LV: I like art, fashion, and food, and spend about equal amounts of time and money on all three. I collect contemporary paintings, mostly figurative. Recently I commissioned coco144, our local graffiti artist celebrity and RU electrician, to do a large-scale work on my lab office floor. In NYC and when I travel for business or pleasure, I go to galleries and museums, but also consignment shops hunting for great designer loot, and I check out as many great restaurants as possible.

  1. NS: What would you be if you weren’t a scientist?

LV: Dead.

  1. NS: Did you have any “big rejections” in your life?

Lots of the usual rejections in science—papers rejected, rejected from faculty positions when I applied as a postdoc, prizes not won, etc. etc.—but rejection and failure in science are good. Any working scientist needs to develop an appetite for rejection, and use the frustration and anger caused by failure to keep trying again and again. That said, I still have not gotten over the humiliation of not making the cheerleading team in my junior high school.

  1. NS: Who, of all the historic or current personalities, would you most want to meet and why?

LV: Rita Levi-Montalcini,a legendary biologist with an incredible life story that always inspires me. Whenever I think things are frustrating or hopeless, I think of Rita losing her academic position due to Nazi racial laws, but continuing to do experiments in her bedroom at home and again when the family fled from the Nazis.
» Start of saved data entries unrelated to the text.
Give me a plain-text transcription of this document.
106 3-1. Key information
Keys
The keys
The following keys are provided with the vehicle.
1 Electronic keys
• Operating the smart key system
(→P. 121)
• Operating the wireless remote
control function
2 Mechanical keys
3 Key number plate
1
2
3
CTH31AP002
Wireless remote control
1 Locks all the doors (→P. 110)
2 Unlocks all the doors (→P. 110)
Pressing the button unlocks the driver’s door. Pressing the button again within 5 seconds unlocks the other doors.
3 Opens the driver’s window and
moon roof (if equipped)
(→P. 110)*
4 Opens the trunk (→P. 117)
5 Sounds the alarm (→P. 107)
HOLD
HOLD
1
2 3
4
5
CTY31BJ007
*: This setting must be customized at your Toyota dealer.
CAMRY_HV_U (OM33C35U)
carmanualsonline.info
She kept going.

  1. NS: What’s your idea of a perfect holiday/vacation?

LV: I was born in Switzerland and return frequently to the alpine valley where I spent time as a child. It is beautiful there, sparsely populated, quiet, with great hiking and of course cows, cheese, and chocolate. What could be more perfect?

  1. NS: Do you have any advice for young researchers?

LV: The recipe for a successful and happy life as a scientist: pick problems that excite you, and find interesting ways to solve them. Expect to fail often on the road to success—the easy problems are rarely interesting. Be resilient and don’t give up, especially if you are a woman. Women receive less encouragement and people expect less from us, but that should make you 100 times more motivated to prove them wrong. Listen to constructive criticism, but ignore those who would dissuade you from pursuing interesting and risky questions. Encourage other scientists around you and be an ethical colleague. Support open science: talk about your work, share your ideas and data, and consider publishing on a pre-print server such as bioRxiv! Don’t forget to have a life outside the lab, be it a family, a hobby, a vacation, a passion that is separate from your life in science.